To guess which one is the actual page contour, we'll convert those to polygons, and then find out which polygon has the largest convex hull area. The convex hull of that polygon will be our final page border.
polys = [cv2.approxPolyDP(contour, 0.0001*img.shape[1], closed=True)
for contour in contours]
page_poly = max(polys, key=lambda poly: cv2.contourArea(cv2.convexHull(poly)))
convex_poly = cv2.convexHull(page_poly)
poly_area = cv2.contourArea(convex_poly)
We also reject any result that's less than 80% of the image area, as a sanity check, to make sure we get something that makes sense as a page border.
# Only accept if the page area found is > 80% of image size
if poly_area / img_area < 0.8:
return (0, 0), (img_orig.shape[1], img_orig.shape[0])
Finding a decent crop
Once we have a decent page contour polygon, the rest is just feeding this into a Linear Programming solver to find the largest fixed-ratio rectangle that can fit inside that polygon. The objective function would be the height of the crop rectangle (or the width, doesn't matter, since the aspect ratio is fixed). The constraints would be that the 4 corners of the rectangle need to fit within the boundaries of the convex polygon, which can be expressed as a set of linear inequalities describing each of the polygon's edges.
poly_matrix = convex_poly.reshape(convex_poly.shape[0], convex_poly.shape[2])
X = poly_matrix[:, 0]
Y = poly_matrix[:, 1]
A0 = np.column_stack((np.roll(Y, -1) - Y, X - np.roll(X, -1)))
B0 = np.sum(np.multiply(A0, poly_matrix), axis=1).reshape(A0.shape[0], 1)
R = 0.7
A1 = (A0 * np.matrix([[0, 0, R, R], [0, 1, 0, 1]]))
A1 = np.reshape(A1, (A1.size, 1))
A0 = np.column_stack((np.repeat(A0, 4, axis=0), A1))
B0 = np.repeat(B0, 4, axis=0)
bounds = [(0, img.shape[1]), (0, img.shape[0]), (0, img.shape[0])]
solution = linprog(np.matrix('0; 0; -1'), A0, B0, bounds=bounds)

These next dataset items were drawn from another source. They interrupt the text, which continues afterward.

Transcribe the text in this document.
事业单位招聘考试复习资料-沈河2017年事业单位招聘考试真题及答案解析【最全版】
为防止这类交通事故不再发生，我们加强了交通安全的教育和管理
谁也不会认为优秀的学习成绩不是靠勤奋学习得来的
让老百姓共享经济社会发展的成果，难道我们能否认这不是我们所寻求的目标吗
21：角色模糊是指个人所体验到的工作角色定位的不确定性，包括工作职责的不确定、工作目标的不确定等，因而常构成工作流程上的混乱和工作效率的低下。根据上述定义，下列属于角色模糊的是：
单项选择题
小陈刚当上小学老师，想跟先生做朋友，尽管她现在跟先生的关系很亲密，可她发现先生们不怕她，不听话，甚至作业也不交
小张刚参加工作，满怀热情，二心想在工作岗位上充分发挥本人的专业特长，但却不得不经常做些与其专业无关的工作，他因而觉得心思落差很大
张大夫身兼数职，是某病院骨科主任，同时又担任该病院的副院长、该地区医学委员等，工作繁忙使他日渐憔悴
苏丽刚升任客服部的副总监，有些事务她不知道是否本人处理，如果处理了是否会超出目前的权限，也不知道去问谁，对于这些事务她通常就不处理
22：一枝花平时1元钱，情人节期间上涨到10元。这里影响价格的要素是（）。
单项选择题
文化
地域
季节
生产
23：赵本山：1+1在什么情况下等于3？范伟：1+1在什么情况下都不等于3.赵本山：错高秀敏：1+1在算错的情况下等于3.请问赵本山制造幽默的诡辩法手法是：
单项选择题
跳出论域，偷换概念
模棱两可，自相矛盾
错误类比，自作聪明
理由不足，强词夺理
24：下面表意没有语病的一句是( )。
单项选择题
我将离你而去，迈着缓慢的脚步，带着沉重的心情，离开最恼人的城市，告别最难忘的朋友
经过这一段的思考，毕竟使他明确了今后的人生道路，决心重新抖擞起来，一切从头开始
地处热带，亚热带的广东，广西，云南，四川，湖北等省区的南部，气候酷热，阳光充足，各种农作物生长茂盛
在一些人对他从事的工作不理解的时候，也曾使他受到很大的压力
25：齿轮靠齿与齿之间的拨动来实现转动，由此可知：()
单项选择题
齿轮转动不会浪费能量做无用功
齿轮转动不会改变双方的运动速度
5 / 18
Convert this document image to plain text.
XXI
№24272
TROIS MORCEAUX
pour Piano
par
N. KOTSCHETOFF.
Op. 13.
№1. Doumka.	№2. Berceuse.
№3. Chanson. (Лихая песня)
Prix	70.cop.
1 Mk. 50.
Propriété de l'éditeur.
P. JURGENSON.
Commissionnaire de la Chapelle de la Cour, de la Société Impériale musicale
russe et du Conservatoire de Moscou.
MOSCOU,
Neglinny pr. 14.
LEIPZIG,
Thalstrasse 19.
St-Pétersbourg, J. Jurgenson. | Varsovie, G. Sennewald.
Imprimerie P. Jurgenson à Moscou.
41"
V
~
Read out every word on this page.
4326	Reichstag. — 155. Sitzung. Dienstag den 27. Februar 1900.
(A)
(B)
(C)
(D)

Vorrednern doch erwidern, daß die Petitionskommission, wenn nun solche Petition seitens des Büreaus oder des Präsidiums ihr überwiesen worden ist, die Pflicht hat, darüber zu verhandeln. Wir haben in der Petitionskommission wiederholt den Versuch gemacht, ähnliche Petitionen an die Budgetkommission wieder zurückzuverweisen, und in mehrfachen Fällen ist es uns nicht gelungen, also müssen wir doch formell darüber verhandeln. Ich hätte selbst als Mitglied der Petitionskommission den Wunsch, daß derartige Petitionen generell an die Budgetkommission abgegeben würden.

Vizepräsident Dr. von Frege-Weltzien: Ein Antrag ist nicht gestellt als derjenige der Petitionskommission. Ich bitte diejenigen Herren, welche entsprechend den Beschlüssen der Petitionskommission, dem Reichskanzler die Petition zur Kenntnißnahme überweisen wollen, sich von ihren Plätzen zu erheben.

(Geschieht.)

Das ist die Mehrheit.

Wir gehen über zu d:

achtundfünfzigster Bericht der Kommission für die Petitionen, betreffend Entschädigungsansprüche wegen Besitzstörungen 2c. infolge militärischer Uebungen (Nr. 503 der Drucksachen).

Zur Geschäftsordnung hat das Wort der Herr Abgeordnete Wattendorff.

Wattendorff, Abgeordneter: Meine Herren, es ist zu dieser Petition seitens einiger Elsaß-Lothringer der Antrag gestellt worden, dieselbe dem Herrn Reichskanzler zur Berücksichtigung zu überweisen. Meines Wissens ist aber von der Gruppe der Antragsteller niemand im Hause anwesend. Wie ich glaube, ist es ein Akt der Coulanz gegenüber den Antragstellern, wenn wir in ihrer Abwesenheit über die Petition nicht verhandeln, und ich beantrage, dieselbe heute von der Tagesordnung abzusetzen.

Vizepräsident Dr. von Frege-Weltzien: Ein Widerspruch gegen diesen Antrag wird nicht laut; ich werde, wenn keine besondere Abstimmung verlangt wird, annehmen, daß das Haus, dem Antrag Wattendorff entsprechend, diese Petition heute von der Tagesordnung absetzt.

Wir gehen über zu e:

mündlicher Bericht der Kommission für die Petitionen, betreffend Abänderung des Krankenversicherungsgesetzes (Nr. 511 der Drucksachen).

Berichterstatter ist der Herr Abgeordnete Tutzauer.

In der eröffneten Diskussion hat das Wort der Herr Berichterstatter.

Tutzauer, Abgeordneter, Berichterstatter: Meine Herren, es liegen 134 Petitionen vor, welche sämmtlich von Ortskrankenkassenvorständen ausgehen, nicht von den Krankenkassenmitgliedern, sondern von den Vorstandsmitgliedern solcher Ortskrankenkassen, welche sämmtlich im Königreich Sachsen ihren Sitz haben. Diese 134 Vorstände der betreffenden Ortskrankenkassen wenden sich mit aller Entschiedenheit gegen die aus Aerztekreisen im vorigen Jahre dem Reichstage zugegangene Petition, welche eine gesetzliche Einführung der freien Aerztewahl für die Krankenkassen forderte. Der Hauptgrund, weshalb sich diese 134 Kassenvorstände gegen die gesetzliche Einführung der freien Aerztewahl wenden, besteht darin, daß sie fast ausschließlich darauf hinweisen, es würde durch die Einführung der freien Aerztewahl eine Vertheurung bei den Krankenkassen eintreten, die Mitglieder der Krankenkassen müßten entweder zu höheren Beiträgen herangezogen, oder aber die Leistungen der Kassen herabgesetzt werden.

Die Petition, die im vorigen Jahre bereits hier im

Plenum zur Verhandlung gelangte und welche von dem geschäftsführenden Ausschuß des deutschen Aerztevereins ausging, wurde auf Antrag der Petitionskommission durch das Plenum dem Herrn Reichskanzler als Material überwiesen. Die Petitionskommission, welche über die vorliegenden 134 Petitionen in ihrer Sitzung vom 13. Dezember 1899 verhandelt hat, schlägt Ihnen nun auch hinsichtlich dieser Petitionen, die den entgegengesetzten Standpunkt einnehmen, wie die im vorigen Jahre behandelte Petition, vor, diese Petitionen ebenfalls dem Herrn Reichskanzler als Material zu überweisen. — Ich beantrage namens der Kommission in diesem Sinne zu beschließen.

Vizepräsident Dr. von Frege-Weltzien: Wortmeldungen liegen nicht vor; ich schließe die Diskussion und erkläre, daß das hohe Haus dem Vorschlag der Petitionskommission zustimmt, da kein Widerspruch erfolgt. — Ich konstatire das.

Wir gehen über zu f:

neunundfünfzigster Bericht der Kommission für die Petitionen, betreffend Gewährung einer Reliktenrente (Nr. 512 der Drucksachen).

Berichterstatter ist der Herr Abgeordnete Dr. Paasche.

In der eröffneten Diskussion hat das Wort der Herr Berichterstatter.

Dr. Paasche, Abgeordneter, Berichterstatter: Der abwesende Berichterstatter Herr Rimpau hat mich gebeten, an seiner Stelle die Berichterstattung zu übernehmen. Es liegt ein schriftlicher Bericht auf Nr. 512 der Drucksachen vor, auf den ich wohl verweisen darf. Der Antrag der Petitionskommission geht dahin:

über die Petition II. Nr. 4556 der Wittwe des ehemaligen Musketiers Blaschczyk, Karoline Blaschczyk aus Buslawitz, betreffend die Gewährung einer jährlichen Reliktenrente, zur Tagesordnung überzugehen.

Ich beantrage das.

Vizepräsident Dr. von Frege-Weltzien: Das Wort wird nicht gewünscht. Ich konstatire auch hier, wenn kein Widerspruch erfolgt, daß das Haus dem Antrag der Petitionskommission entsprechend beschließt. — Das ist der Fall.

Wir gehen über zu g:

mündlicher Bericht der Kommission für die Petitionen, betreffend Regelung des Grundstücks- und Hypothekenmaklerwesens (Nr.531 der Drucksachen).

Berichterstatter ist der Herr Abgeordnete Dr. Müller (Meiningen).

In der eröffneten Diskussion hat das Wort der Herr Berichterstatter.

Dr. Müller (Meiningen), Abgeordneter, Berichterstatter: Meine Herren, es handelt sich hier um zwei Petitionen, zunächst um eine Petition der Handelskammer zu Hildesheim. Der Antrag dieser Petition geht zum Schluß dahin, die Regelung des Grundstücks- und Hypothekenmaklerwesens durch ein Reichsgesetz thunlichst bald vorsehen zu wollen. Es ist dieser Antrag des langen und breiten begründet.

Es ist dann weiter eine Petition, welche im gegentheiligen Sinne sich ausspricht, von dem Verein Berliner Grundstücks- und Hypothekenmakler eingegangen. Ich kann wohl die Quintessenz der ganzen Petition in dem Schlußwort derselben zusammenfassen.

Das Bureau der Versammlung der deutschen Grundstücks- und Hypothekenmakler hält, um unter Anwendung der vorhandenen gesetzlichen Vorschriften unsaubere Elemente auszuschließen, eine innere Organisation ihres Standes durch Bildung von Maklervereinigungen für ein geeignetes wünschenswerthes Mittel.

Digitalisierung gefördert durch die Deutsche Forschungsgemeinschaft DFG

x, y, h = np.rint(solution.x).astype(int)
w = int(np.rint(h*R))
And that's the result! We can then feed this into a GIMP script to build ourselves a PSD file with the crop without losing any content outside of the cropped area (so that any human editor can come in and fix the crop if needed after-the-fact). Those PSDs can then have the other parts of Photoshop actions applied en masse, automating basically everything in the cleaning pipeline except dusting and redrawing!